A fair tetrahedral die (with face 1,2,3 and 4)and a fair coin are tosses together
Construct a table of sample space of a random experiment
Use your sample space to.find the probability that
(1):a tail and an odd number show up
(2):a head and a square show up
(3): a head show up
plz help one Mr obleck gave me a sample space but am still confused....
I want solution to learn
Can't find the previous response by Obleck, but he probably had listed these:
H1
H2
H3
H4
T1
T2
T3
T4
Now, simply count how many are tail and odd: T1, T3
out of how many ? ---- 8
so prob(tail and odd) = 2/8 = 1/4
how many are: head and a square show up ---> H1, H4
etc.
surely you can do this!
oooh you beauty thannnnnnnnnnk you so much much much .....
Sure! Let's break this problem down step by step.
First, let's construct the sample space for this random experiment. The sample space is simply the set of all possible outcomes. In this case, we have two distinct events: the toss of the die and the toss of the coin.

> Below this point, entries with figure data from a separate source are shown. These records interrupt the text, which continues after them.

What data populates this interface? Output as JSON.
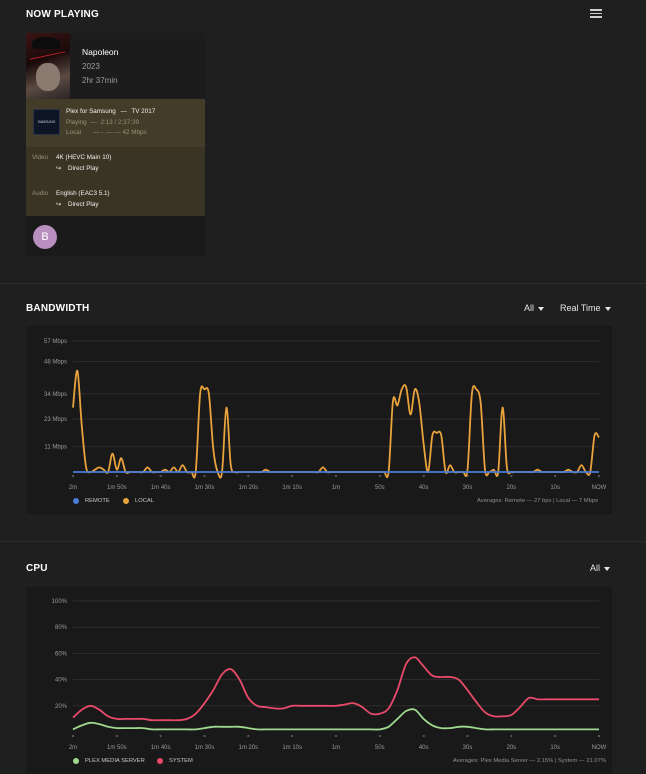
{
  "now_playing": {
    "section_title": "NOW PLAYING",
    "title": "Napoleon",
    "year": "2023",
    "duration": "2hr 37min",
    "device_thumb_label": "SAMSUNG",
    "player_name": "Plex for Samsung",
    "player_sep": "—",
    "player_model": "TV 2017",
    "playing_label": "Playing",
    "playing_sep": "—",
    "playing_progress": "2:13 / 2:37:39",
    "location_label": "Local",
    "location_detail": "—  - .— —  42 Mbps",
    "video_label": "Video",
    "video_value": "4K (HEVC Main 10)",
    "video_mode": "Direct Play",
    "audio_label": "Audio",
    "audio_value": "English (EAC3 5.1)",
    "audio_mode": "Direct Play",
    "arrow_glyph": "↪",
    "user_initial": "B"
  },
  "bandwidth": {
    "section_title": "BANDWIDTH",
    "filter_all": "All",
    "filter_time": "Real Time",
    "legend_remote": "REMOTE",
    "legend_local": "LOCAL",
    "averages": "Averages: Remote — 27 bps | Local — 7 Mbps"
  },
  "cpu": {
    "section_title": "CPU",
    "filter_all": "All",
    "legend_pms": "PLEX MEDIA SERVER",
    "legend_system": "SYSTEM",
    "averages": "Averages: Plex Media Server — 2.15% | System — 21.07%"
  },
  "colors": {
    "local": "#e8a33d",
    "remote": "#4a7bd8",
    "pms": "#9fd88f",
    "system": "#e84a6a"
  },
  "chart_data": [
    {
      "type": "line",
      "name": "bandwidth",
      "ylim": [
        0,
        57
      ],
      "y_ticks": [
        11,
        23,
        34,
        48,
        57
      ],
      "y_tick_labels": [
        "11 Mbps",
        "23 Mbps",
        "34 Mbps",
        "48 Mbps",
        "57 Mbps"
      ],
      "x_tick_labels": [
        "2m",
        "1m 50s",
        "1m 40s",
        "1m 30s",
        "1m 20s",
        "1m 10s",
        "1m",
        "50s",
        "40s",
        "30s",
        "20s",
        "10s",
        "NOW"
      ],
      "x": [
        0,
        1,
        2,
        3,
        4,
        5,
        6,
        7,
        8,
        9,
        10,
        11,
        12,
        13,
        14,
        15,
        16,
        17,
        18,
        19,
        20,
        21,
        22,
        23,
        24,
        25,
        26,
        27,
        28,
        29,
        30,
        31,
        32,
        33,
        34,
        35,
        36,
        37,
        38,
        39,
        40,
        41,
        42,
        43,
        44,
        45,
        46,
        47,
        48,
        49,
        50,
        51,
        52,
        53,
        54,
        55,
        56,
        57,
        58,
        59,
        60,
        61,
        62,
        63,
        64,
        65,
        66,
        67,
        68,
        69,
        70,
        71,
        72,
        73,
        74,
        75,
        76,
        77,
        78,
        79,
        80,
        81,
        82,
        83,
        84,
        85,
        86,
        87,
        88,
        89,
        90,
        91,
        92,
        93,
        94,
        95,
        96,
        97,
        98,
        99,
        100,
        101,
        102,
        103,
        104,
        105,
        106,
        107,
        108,
        109,
        110,
        111,
        112,
        113,
        114,
        115,
        116,
        117,
        118,
        119,
        120
      ],
      "series": [
        {
          "name": "LOCAL",
          "values": [
            28,
            44,
            20,
            2,
            0,
            1,
            2,
            1,
            0,
            8,
            1,
            6,
            0,
            0,
            0,
            0,
            0,
            2,
            0,
            0,
            0,
            1,
            0,
            2,
            0,
            3,
            0,
            0,
            0,
            34,
            36,
            34,
            10,
            0,
            0,
            28,
            3,
            0,
            0,
            0,
            0,
            0,
            0,
            0,
            1,
            0,
            0,
            0,
            0,
            0,
            0,
            0,
            0,
            0,
            0,
            0,
            0,
            2,
            0,
            0,
            0,
            0,
            0,
            0,
            0,
            0,
            0,
            0,
            0,
            0,
            0,
            0,
            0,
            31,
            29,
            36,
            37,
            25,
            36,
            30,
            12,
            0,
            16,
            17,
            16,
            0,
            3,
            0,
            0,
            0,
            1,
            34,
            36,
            30,
            1,
            0,
            1,
            0,
            28,
            2,
            0,
            0,
            0,
            0,
            0,
            0,
            1,
            0,
            0,
            0,
            0,
            0,
            0,
            1,
            0,
            0,
            3,
            0,
            0,
            16,
            15
          ]
        },
        {
          "name": "REMOTE",
          "values": [
            0,
            0,
            0,
            0,
            0,
            0,
            0,
            0,
            0,
            0,
            0,
            0,
            0,
            0,
            0,
            0,
            0,
            0,
            0,
            0,
            0,
            0,
            0,
            0,
            0,
            0,
            0,
            0,
            0,
            0,
            0,
            0,
            0,
            0,
            0,
            0,
            0,
            0,
            0,
            0,
            0,
            0,
            0,
            0,
            0,
            0,
            0,
            0,
            0,
            0,
            0,
            0,
            0,
            0,
            0,
            0,
            0,
            0,
            0,
            0,
            0,
            0,
            0,
            0,
            0,
            0,
            0,
            0,
            0,
            0,
            0,
            0,
            0,
            0,
            0,
            0,
            0,
            0,
            0,
            0,
            0,
            0,
            0,
            0,
            0,
            0,
            0,
            0,
            0,
            0,
            0,
            0,
            0,
            0,
            0,
            0,
            0,
            0,
            0,
            0,
            0,
            0,
            0,
            0,
            0,
            0,
            0,
            0,
            0,
            0,
            0,
            0,
            0,
            0,
            0,
            0,
            0,
            0,
            0,
            0,
            0
          ]
        }
      ]
    },
    {
      "type": "line",
      "name": "cpu",
      "ylim": [
        0,
        100
      ],
      "y_ticks": [
        20,
        40,
        60,
        80,
        100
      ],
      "y_tick_labels": [
        "20%",
        "40%",
        "60%",
        "80%",
        "100%"
      ],
      "x_tick_labels": [
        "2m",
        "1m 50s",
        "1m 40s",
        "1m 30s",
        "1m 20s",
        "1m 10s",
        "1m",
        "50s",
        "40s",
        "30s",
        "20s",
        "10s",
        "NOW"
      ],
      "x": [
        0,
        1,
        2,
        3,
        4,
        5,
        6,
        7,
        8,
        9,
        10,
        11,
        12,
        13,
        14,
        15,
        16,
        17,
        18,
        19,
        20,
        21,
        22,
        23,
        24,
        25,
        26,
        27,
        28,
        29,
        30,
        31,
        32,
        33,
        34,
        35,
        36,
        37,
        38,
        39,
        40,
        41,
        42,
        43,
        44,
        45,
        46,
        47,
        48,
        49,
        50,
        51,
        52,
        53,
        54,
        55,
        56,
        57,
        58,
        59,
        60
      ],
      "series": [
        {
          "name": "SYSTEM",
          "values": [
            11,
            17,
            20,
            17,
            12,
            10,
            10,
            10,
            10,
            9,
            9,
            9,
            9,
            10,
            14,
            22,
            32,
            44,
            48,
            40,
            26,
            20,
            19,
            18,
            18,
            20,
            20,
            20,
            20,
            20,
            20,
            21,
            22,
            19,
            14,
            14,
            18,
            32,
            52,
            57,
            50,
            43,
            42,
            42,
            40,
            32,
            23,
            15,
            12,
            12,
            13,
            19,
            26,
            25,
            25,
            25,
            25,
            25,
            25,
            25,
            25
          ],
          "note": ""
        },
        {
          "name": "PLEX MEDIA SERVER",
          "values": [
            2,
            5,
            7,
            6,
            4,
            3,
            3,
            3,
            3,
            2,
            2,
            2,
            2,
            2,
            2,
            3,
            4,
            4,
            4,
            4,
            3,
            2,
            2,
            2,
            2,
            2,
            2,
            2,
            2,
            2,
            2,
            2,
            2,
            2,
            2,
            2,
            4,
            10,
            16,
            17,
            10,
            5,
            3,
            3,
            4,
            4,
            3,
            2,
            2,
            2,
            2,
            2,
            2,
            2,
            2,
            2,
            2,
            2,
            2,
            2,
            2
          ]
        }
      ]
    }
  ]
}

For the die toss, the possible outcomes are the numbers on the die, which are 1, 2, 3, and 4.
For the coin toss, the possible outcomes are heads and tails.
To construct the sample space, we consider all possible combinations of the outcomes of the die toss and the coin toss. Here's a table to represent the sample space:
| T | H
------------------
1 | 1T | 1H
2 | 2T | 2H
3 | 3T | 3H
4 | 4T | 4H
The table shows all possible outcomes of the random experiment. For example, 2T means that the die shows a 2 and the coin shows a tail.
Now, let's find the probabilities.
(1) To find the probability that a tail and an odd number show up, we need to find all the outcomes where a tail and an odd number occur together. From the table, we can see that this happens in two cases: 1T and 3T. So, there are 2 favorable outcomes.
Since the sample space consists of 8 equally likely outcomes (4 numbers on the die multiplied by 2 coin toss outcomes), the probability can be calculated as favorable outcomes divided by total outcomes: 2/8 = 1/4.
(2) To find the probability that a head and a square show up, we need to find all the outcomes where a head and a square number occur together. From the table, we can see that this happens only in one case: 4H. So, there is 1 favorable outcome.
Again, with 8 equally likely outcomes, the probability is 1/8.
(3) Finally, to find the probability that a head shows up, we need to find all the outcomes where a head occurs. From the table, we can see that this happens in four cases: 1H, 2H, 3H, and 4H. So, there are 4 favorable outcomes.
With 8 equally likely outcomes, the probability is 4/8 = 1/2.
I hope this helps! Let me know if you have any more questions.